Monday, April 26, 2010

Chapter Two: Wallace Gets the Call

Shown in the photo are my Father with his hand raised,my sister Joyce about to be baptised, my cousin Madelyn holding the hand of a person I cant identify, & my sister Clara on the shore. This Picture was taken around 1940.

Once when he was eighteen he lay on his belly in the night. It was 1927. I can see him there in the forest on Jack's River, high in the Cohuttas. He is barefoot and his toes dig into the cool thick humus. It is summer, but the mountain breeze is cool and the air is sweet – rhododendron and laurel and sweet clear water running over smooth, slippery stone.
At the edge of the clearing is the Lower Jack's River Meeting House. He is transfixed by the white painted cubicle, the only painted building for miles, and he listens to the Celtic gospel singing. It is revival and the one room building is packed. Children sit in the open windows and men mill about outside smoking, drinking homemake liquor.
No one sees my father as he lies on the soft mossy earth. The church sits on a prize piece of flat land but Wallace lies in the woods, on the hillside above, his feet higher than his head, his arms folded under his chin.
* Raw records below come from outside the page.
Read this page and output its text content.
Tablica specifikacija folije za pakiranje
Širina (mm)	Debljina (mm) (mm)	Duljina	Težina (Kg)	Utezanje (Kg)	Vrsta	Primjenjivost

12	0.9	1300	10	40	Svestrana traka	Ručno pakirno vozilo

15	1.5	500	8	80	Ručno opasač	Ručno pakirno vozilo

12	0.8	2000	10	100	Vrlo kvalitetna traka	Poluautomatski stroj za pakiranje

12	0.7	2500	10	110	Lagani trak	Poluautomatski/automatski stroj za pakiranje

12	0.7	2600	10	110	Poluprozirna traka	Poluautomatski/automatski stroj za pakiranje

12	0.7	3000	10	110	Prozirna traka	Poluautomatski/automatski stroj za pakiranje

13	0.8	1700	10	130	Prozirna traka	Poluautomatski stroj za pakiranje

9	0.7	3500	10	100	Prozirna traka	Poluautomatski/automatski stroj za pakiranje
“I will arise and go to Jesus;
He will embrace me in his arms.
In the arms of my dear savior,
Oh, there are ten thousands charms.”

Another verse begins but he does not arise. A still small voice whispers, “Wallace, answer the call,” but he does not go, and after everyone so inclined gets a turn to testify or pray aloud, (though he hears his mother beseeching the Lord to save her son Wallace, a sinner,) the service ends and he joins his mother walking home. Wallace is “under conviction,” and he is scared to answer the call and scared not to.
He did not arise, he often told people later, because he knew that answering the call did not mean, for him, merely entering his name in the Lamb's Book of Life and going back to the farm. His days of roaming barefoot through the hills, herding sheep by day, drinking corn liquor and whittling by night would be over. For he knew that, if he went to the mourner's bench and prayed with his mama, he would have to preach, and that scared him. He did not want to preach because he would have to tell the truth. It would be hard, he was uneducated and people would laugh at him.
But of course we know Preacher Millsaps answered the call. Whether people laughed at him, I don't know. He began as an ignorant, ranting, hellfire-and-brimstone mountain preacher – the only kind he'd ever seen – and went on the educate himself, reading the Bible, of course, but also John Bunyan, the Jewish historian Josephus and daily newspapers. He was particularly fond of the legendary Atlanta Constitution Editor, Ralph McGill.
He soon aligned himself with the Southern Baptist Convention, a relatively progressive group at the time compared to the independent mountain churches. He attended Mercer University Extension classes and obtained some kind of degree of which he was very proud. He became friends with many of its leaders. I am named after a Dr. Ellis Fuller, one of those leaders, and by the time I came along, his sermons relied more on humor and intelligent discourse than volume. In the 1960's, I remember the Governor of Georgia eating at our house and speaking at our church.
Preacher Millsaps baptized over a thousand individuals. I have heard it said that he was one of the first mountain preachers to make a living from preaching alone – most worked at a regular job and preached on Sundays – pastoring five and six “part-time” churches at a time during the Great Depression, supporting a wife and what come to be four daughters by the second World War.
But he always farmed. I grew up watching him behead chickens and pluck them – and they do run around like a chicken with its head cut off – helping butcher hogs of which we usually keep one fattening behind the house, walking behind him as he and someone's mule laid out rows in what was always a vast vegetable garden of mostly corn and beans.